Boz Öküz, Benekli Öküz'ün sözlerini hatırlayarak, gözleri nemli "Biz" demiş, "Sarı Öküz'ü verdiğimiz gün kaybettik bu savaşı..."

Birçoğumuzun bildiği bu hikâyeyi CHP’li Urla Belediye Başkanı Burak Oğuz tutuklandığı için yeniden hatırlattım.

Görünen şu ki, bir süredir konuşulan ‘Kayyumların batıya sıçraması’ aşamasına gelmiş bulunuyoruz.

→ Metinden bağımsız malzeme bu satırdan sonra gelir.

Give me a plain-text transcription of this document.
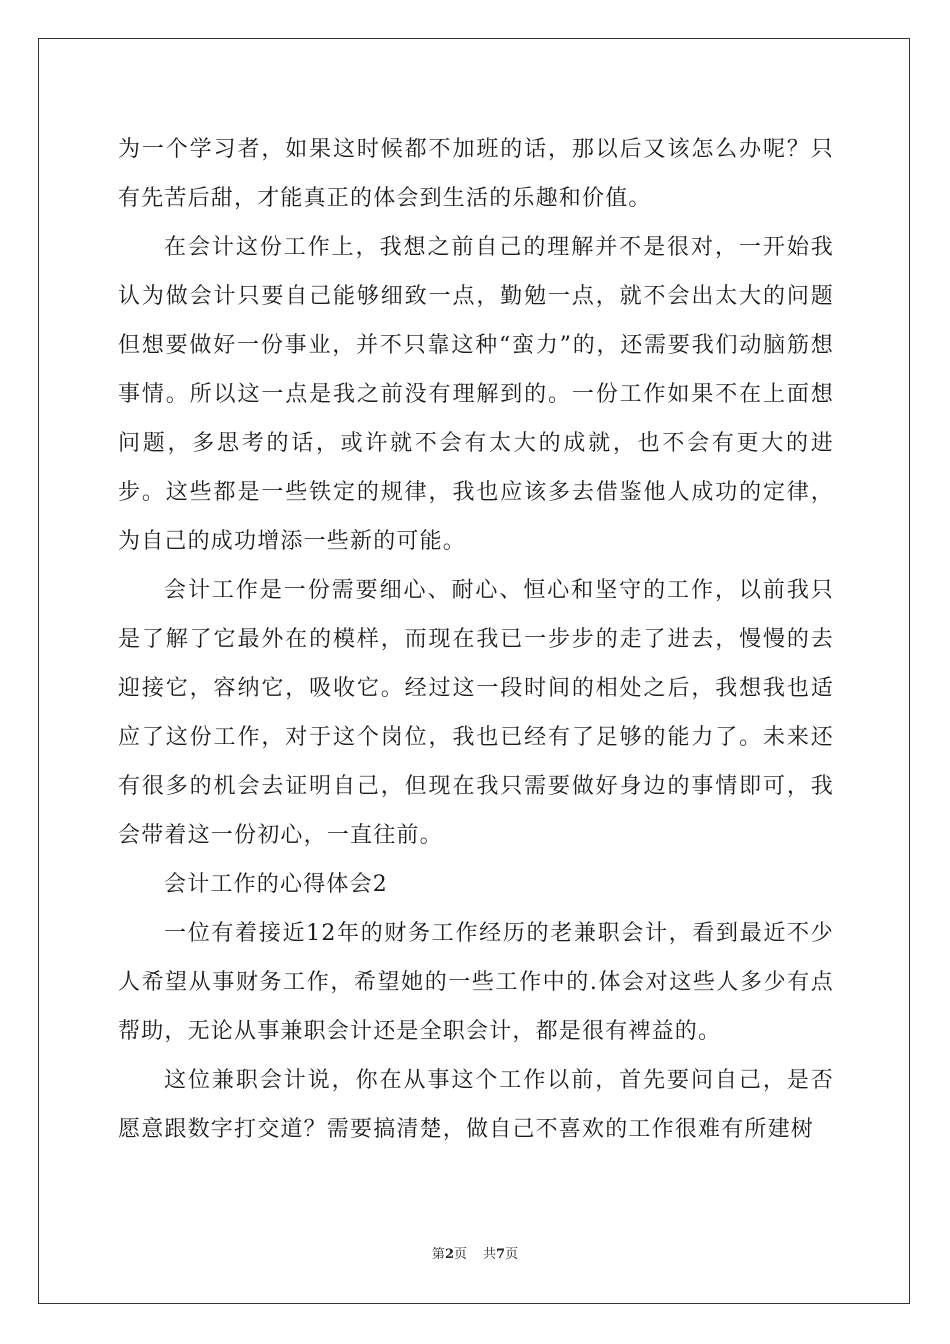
为一个学习者，如果这时候都不加班的话，那以后又该怎么办呢？只有先苦后甜，才能真正的体会到生活的乐趣和价值。

在会计这份工作上，我想之前自己的理解并不是很对，一开始我认为做会计只要自己能够细致一点，勤勉一点，就不会出太大的问题但想要做好一份事业，并不只靠这种“蛮力”的，还需要我们动脑筋想事情。所以这一点是我之前没有理解到的。一份工作如果不在上面想问题，多思考的话，或许就不会有太大的成就，也不会有更大的进步。这些都是一些铁定的规律，我也应该多去借鉴他人成功的定律，为自己的成功增添一些新的可能。

会计工作是一份需要细心、耐心、恒心和坚守的工作，以前我只是了解了它最外在的模样，而现在我已一步步的走了进去，慢慢的去迎接它，容纳它，吸收它。经过这一段时间的相处之后，我想我也适应了这份工作，对于这个岗位，我也已经有了足够的能力了。未来还有很多的机会去证明自己，但现在我只需要做好身边的事情即可，我会带着这一份初心，一直往前。

会计工作的心得体会2

一位有着接近12年的财务工作经历的老兼职会计，看到最近不少人希望从事财务工作，希望她的一些工作中的.体会对这些人多少有点帮助，无论从事兼职会计还是全职会计，都是很有裨益的。

这位兼职会计说，你在从事这个工作以前，首先要问自己，是否愿意跟数字打交道？需要搞清楚，做自己不喜欢的工作很难有所建树

第2页 共7页
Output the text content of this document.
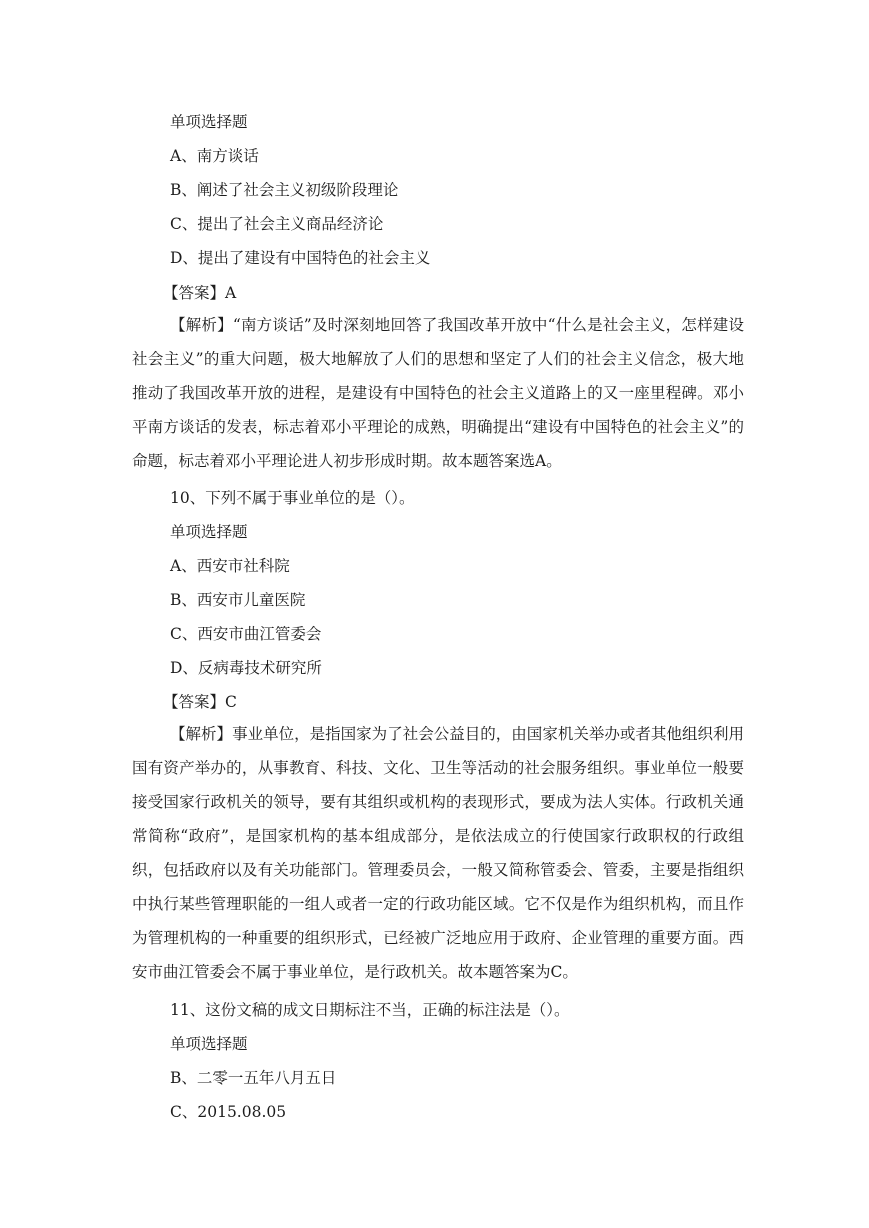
单项选择题
A、南方谈话
B、阐述了社会主义初级阶段理论
C、提出了社会主义商品经济论
D、提出了建设有中国特色的社会主义
【答案】A
【解析】“南方谈话”及时深刻地回答了我国改革开放中“什么是社会主义，怎样建设社会主义”的重大问题，极大地解放了人们的思想和坚定了人们的社会主义信念，极大地推动了我国改革开放的进程，是建设有中国特色的社会主义道路上的又一座里程碑。邓小平南方谈话的发表，标志着邓小平理论的成熟，明确提出“建设有中国特色的社会主义”的命题，标志着邓小平理论进人初步形成时期。故本题答案选A。
10、下列不属于事业单位的是（）。
单项选择题
A、西安市社科院
B、西安市儿童医院
C、西安市曲江管委会
D、反病毒技术研究所
【答案】C
【解析】事业单位，是指国家为了社会公益目的，由国家机关举办或者其他组织利用国有资产举办的，从事教育、科技、文化、卫生等活动的社会服务组织。事业单位一般要接受国家行政机关的领导，要有其组织或机构的表现形式，要成为法人实体。行政机关通常简称“政府”，是国家机构的基本组成部分，是依法成立的行使国家行政职权的行政组织，包括政府以及有关功能部门。管理委员会，一般又简称管委会、管委，主要是指组织中执行某些管理职能的一组人或者一定的行政功能区域。它不仅是作为组织机构，而且作为管理机构的一种重要的组织形式，已经被广泛地应用于政府、企业管理的重要方面。西安市曲江管委会不属于事业单位，是行政机关。故本题答案为C。
11、这份文稿的成文日期标注不当，正确的标注法是（）。
单项选择题
B、二零一五年八月五日
C、2015.08.05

Hem 31 Mart seçimleri öncesinde hem de sonrasında HDP’li belediyelere kayyumlar atandı. Bunun antidemokratik olduğu biline biline, muhalefet cephesi maalesef Boz Öküz gibi davrandı.

Cumhuriyet Halk Partisi’nin de ‘Benekli Öküz’ü yok mu?

Var.

Ama onları dinleyen yok.

Kapıda kayyum riski bekliyor.

Urla’yı, sahillerini, ormanlarını kayyum yönetecek.

Büyük bir rant alanı yaratılacak ve diğer örneklerinde yaşandığı gibi, Urla Belediyesi onlarca yıllık borç batağına sürüklenecek. 4 yıl sonra Urla’yı CHP geri alsa bile, kayyumun tahribatını telafi edemeyecek. Sahillerini ve ormanlarını kurtaramayacak.

Şimdi kimse ‘Ama o da sarı’ demesin.

Kimse ‘Onun da kuyruğu var’ demesin.

Kimse kusura bakmasın ama ‘Hepimiz öküzüz’ ve sarı öküzü ilk kayyum atamasında verdik.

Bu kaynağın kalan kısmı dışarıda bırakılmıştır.